Regardless, here’s the latest scoop: Matt Jackson is pretty much done with the music for Dead Votes. The music for the opening credits is AWESOME (as Matt said, “Nothing says ‘zombies’ like bassoons…and cows”). And the uber-pompous French horns in the theme for the “Hot Coffee!” news show is equally fantastic. Seriously, is there a more pompous sounding instrument than a French horn?!
Meanwhile, Chad Castigliano is busy working on the graphics and AfterEffects for the movie. We’re heading over to see what he’s done and do some troubleshooting later tonight. ‘Cause there are always challenges, right? Nick Stecki is kicking off the sound mixing/foley/music SFX. I can’t wait to hear what he does with that!
And while the guys are tackling those aspects of post, I’m busy learning color correction and gathering all the goodies for the website. Andrew and Christian are busy working on the trailer script and the script for the upcoming feature.
Throw in a photo shoot with photog Denise Elfenbein for head shots and a photo shoot with photog Christopher Marchetti for the poster art (next Saturday!!!) and that mostly covers the plethora of movie madness biz.
More news on Thursday – swear! But in the meantime…Viva los zombies!
* Cason Murphy did a great job on his voice over work.
Andrew and I spent most of last week at Matt’s as Dead Votes actors congo-lined through the studio to record their ADR and voice over bits. Judy Stahl had the toughest job – lots of ADR for her – which she handled with patience and persistence. I was also thrilled that we got exactly zero flack for asking folks to give up a few hours (or more, for Judy) during the hectic pre-holiday dash to come and talk, growl, and cheer into the mic. We are so lucky to have such great folks to work with!
But the coolest and most bizarre thing was watching the hubster direct. Who would have thought phrases like “More mustache!” and “Try hipster HAL (from 2001 Space Odyssey)” would be so damn effective? I wouldn’t have, but I guess that’s why Andrew is the director and I’m the producer. Kevin Goss (Blaine Walpole) changed the way he held his mouth after the “more mustache” direction and gave us exactly what we were looking for. Cason Murphy also managed to pull off not only a “Hipster HAL,” but also a “carefree Hipster HAL” voice.
As expected, there was a lot of laughter in the studio. I have no idea how other folks work on movies since this is our first, but I don’t think I’d like working on a movie where there wasn’t lots of laughter and silliness. I mean, I understand that there are serious movies that require a bit more gravity. Really, I get it. But I have to say that if I’m going to commit all the time and effort it takes to see a project through, it had damn well better be fun. So I will ALWAYS say yes to laughter on set and in studio. Always, always, always.

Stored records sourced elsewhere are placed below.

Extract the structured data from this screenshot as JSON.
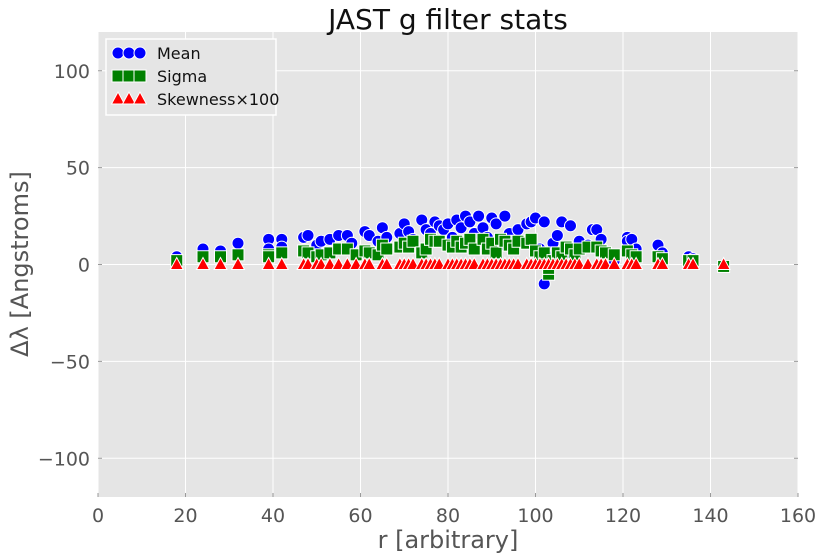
{
  "chart_data": {
    "type": "scatter",
    "title": "JAST g filter stats",
    "xlabel": "r [arbitrary]",
    "ylabel": "Δλ [Angstroms]",
    "xlim": [
      0,
      160
    ],
    "ylim": [
      -120,
      120
    ],
    "xticks": [
      0,
      20,
      40,
      60,
      80,
      100,
      120,
      140,
      160
    ],
    "yticks": [
      -100,
      -50,
      0,
      50,
      100
    ],
    "ytick_labels": [
      "−100",
      "−50",
      "0",
      "50",
      "100"
    ],
    "grid": true,
    "legend_position": "top-left",
    "series": [
      {
        "name": "Mean",
        "marker": "circle",
        "color": "#0000ff",
        "points": [
          [
            18,
            4
          ],
          [
            24,
            8
          ],
          [
            28,
            7
          ],
          [
            32,
            11
          ],
          [
            39,
            13
          ],
          [
            39,
            8
          ],
          [
            42,
            13
          ],
          [
            42,
            9
          ],
          [
            47,
            14
          ],
          [
            48,
            15
          ],
          [
            50,
            10
          ],
          [
            51,
            12
          ],
          [
            53,
            13
          ],
          [
            55,
            15
          ],
          [
            57,
            15
          ],
          [
            58,
            11
          ],
          [
            61,
            17
          ],
          [
            62,
            15
          ],
          [
            64,
            12
          ],
          [
            65,
            19
          ],
          [
            66,
            14
          ],
          [
            69,
            16
          ],
          [
            70,
            21
          ],
          [
            71,
            17
          ],
          [
            72,
            13
          ],
          [
            74,
            23
          ],
          [
            75,
            18
          ],
          [
            76,
            16
          ],
          [
            77,
            22
          ],
          [
            78,
            20
          ],
          [
            79,
            18
          ],
          [
            80,
            21
          ],
          [
            81,
            14
          ],
          [
            82,
            23
          ],
          [
            83,
            19
          ],
          [
            84,
            25
          ],
          [
            85,
            22
          ],
          [
            86,
            16
          ],
          [
            87,
            25
          ],
          [
            88,
            19
          ],
          [
            89,
            14
          ],
          [
            90,
            24
          ],
          [
            91,
            21
          ],
          [
            92,
            10
          ],
          [
            93,
            25
          ],
          [
            94,
            16
          ],
          [
            95,
            12
          ],
          [
            96,
            18
          ],
          [
            98,
            21
          ],
          [
            99,
            22
          ],
          [
            100,
            24
          ],
          [
            101,
            8
          ],
          [
            102,
            -10
          ],
          [
            102,
            22
          ],
          [
            103,
            4
          ],
          [
            104,
            11
          ],
          [
            105,
            15
          ],
          [
            106,
            22
          ],
          [
            107,
            6
          ],
          [
            108,
            20
          ],
          [
            109,
            8
          ],
          [
            110,
            12
          ],
          [
            112,
            10
          ],
          [
            113,
            18
          ],
          [
            114,
            18
          ],
          [
            115,
            13
          ],
          [
            118,
            2
          ],
          [
            121,
            14
          ],
          [
            121,
            12
          ],
          [
            122,
            13
          ],
          [
            123,
            8
          ],
          [
            128,
            10
          ],
          [
            129,
            6
          ],
          [
            135,
            4
          ],
          [
            136,
            3
          ]
        ]
      },
      {
        "name": "Sigma",
        "marker": "square",
        "color": "#008000",
        "points": [
          [
            18,
            2
          ],
          [
            24,
            4
          ],
          [
            28,
            4
          ],
          [
            32,
            5
          ],
          [
            39,
            5
          ],
          [
            39,
            4
          ],
          [
            42,
            6
          ],
          [
            47,
            7
          ],
          [
            48,
            6
          ],
          [
            50,
            4
          ],
          [
            51,
            5
          ],
          [
            53,
            6
          ],
          [
            55,
            8
          ],
          [
            57,
            8
          ],
          [
            59,
            5
          ],
          [
            61,
            7
          ],
          [
            62,
            6
          ],
          [
            64,
            5
          ],
          [
            65,
            10
          ],
          [
            66,
            8
          ],
          [
            69,
            9
          ],
          [
            70,
            11
          ],
          [
            71,
            9
          ],
          [
            72,
            12
          ],
          [
            74,
            6
          ],
          [
            75,
            8
          ],
          [
            76,
            13
          ],
          [
            77,
            12
          ],
          [
            78,
            12
          ],
          [
            80,
            10
          ],
          [
            81,
            9
          ],
          [
            82,
            12
          ],
          [
            83,
            9
          ],
          [
            84,
            11
          ],
          [
            85,
            13
          ],
          [
            86,
            8
          ],
          [
            88,
            13
          ],
          [
            89,
            8
          ],
          [
            90,
            11
          ],
          [
            91,
            6
          ],
          [
            92,
            13
          ],
          [
            93,
            12
          ],
          [
            94,
            10
          ],
          [
            95,
            8
          ],
          [
            96,
            12
          ],
          [
            98,
            11
          ],
          [
            99,
            13
          ],
          [
            100,
            7
          ],
          [
            101,
            4
          ],
          [
            102,
            6
          ],
          [
            103,
            -5
          ],
          [
            103,
            -2
          ],
          [
            104,
            2
          ],
          [
            105,
            6
          ],
          [
            106,
            4
          ],
          [
            107,
            9
          ],
          [
            108,
            8
          ],
          [
            109,
            5
          ],
          [
            110,
            8
          ],
          [
            112,
            9
          ],
          [
            114,
            9
          ],
          [
            115,
            7
          ],
          [
            116,
            6
          ],
          [
            118,
            5
          ],
          [
            121,
            7
          ],
          [
            122,
            5
          ],
          [
            123,
            4
          ],
          [
            128,
            4
          ],
          [
            129,
            3
          ],
          [
            135,
            2
          ],
          [
            136,
            2
          ],
          [
            143,
            -1
          ]
        ]
      },
      {
        "name": "Skewness×100",
        "marker": "triangle",
        "color": "#ff0000",
        "points": [
          [
            18,
            0
          ],
          [
            24,
            0
          ],
          [
            28,
            0
          ],
          [
            32,
            0
          ],
          [
            39,
            0
          ],
          [
            42,
            0
          ],
          [
            47,
            0
          ],
          [
            48,
            0
          ],
          [
            50,
            0
          ],
          [
            51,
            0
          ],
          [
            53,
            0
          ],
          [
            55,
            0
          ],
          [
            57,
            0
          ],
          [
            59,
            0
          ],
          [
            61,
            0
          ],
          [
            62,
            0
          ],
          [
            65,
            0
          ],
          [
            66,
            0
          ],
          [
            69,
            0
          ],
          [
            70,
            0
          ],
          [
            71,
            0
          ],
          [
            72,
            0
          ],
          [
            74,
            0
          ],
          [
            75,
            0
          ],
          [
            76,
            0
          ],
          [
            77,
            0
          ],
          [
            78,
            0
          ],
          [
            80,
            0
          ],
          [
            81,
            0
          ],
          [
            82,
            0
          ],
          [
            83,
            0
          ],
          [
            84,
            0
          ],
          [
            85,
            0
          ],
          [
            86,
            0
          ],
          [
            88,
            0
          ],
          [
            89,
            0
          ],
          [
            90,
            0
          ],
          [
            91,
            0
          ],
          [
            92,
            0
          ],
          [
            93,
            0
          ],
          [
            94,
            0
          ],
          [
            95,
            0
          ],
          [
            96,
            0
          ],
          [
            98,
            0
          ],
          [
            99,
            0
          ],
          [
            100,
            0
          ],
          [
            101,
            0
          ],
          [
            102,
            0
          ],
          [
            103,
            0
          ],
          [
            104,
            0
          ],
          [
            105,
            0
          ],
          [
            106,
            0
          ],
          [
            107,
            0
          ],
          [
            108,
            0
          ],
          [
            109,
            0
          ],
          [
            110,
            0
          ],
          [
            112,
            0
          ],
          [
            114,
            0
          ],
          [
            115,
            0
          ],
          [
            116,
            0
          ],
          [
            118,
            0
          ],
          [
            121,
            0
          ],
          [
            122,
            0
          ],
          [
            123,
            0
          ],
          [
            128,
            0
          ],
          [
            129,
            0
          ],
          [
            135,
            0
          ],
          [
            136,
            0
          ],
          [
            143,
            0
          ]
        ]
      }
    ]
  }
}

We’re still running flat out to get a final edit ready to hand off to Matt Jackson next week so he can get started on the sound track for Dead Votes Society. After looking at all the footage, we pretty much decided we needed to ADR (Automated Dialogue Replacement) the Press Conference scene we shot at the Courthouse Square. Nick Stecki is super talented, but there are so many external noises (damn you, motorcycles! and dogs! and car alarms! and wandering saxophone players! and yes, even a horse!) that it will sound best to ADR all of Serena’s (Judy Stahl) and Blaine’s (Kevin Goss) lines.
It’s a whole new layer of post-production that the average movie goer doesn’t even think about, but we’re actually kind of excited to learn how to do it. Besides, without ADR the entire movie would be less awesome. And we’re committed to making Dead Votes as awesome as possible!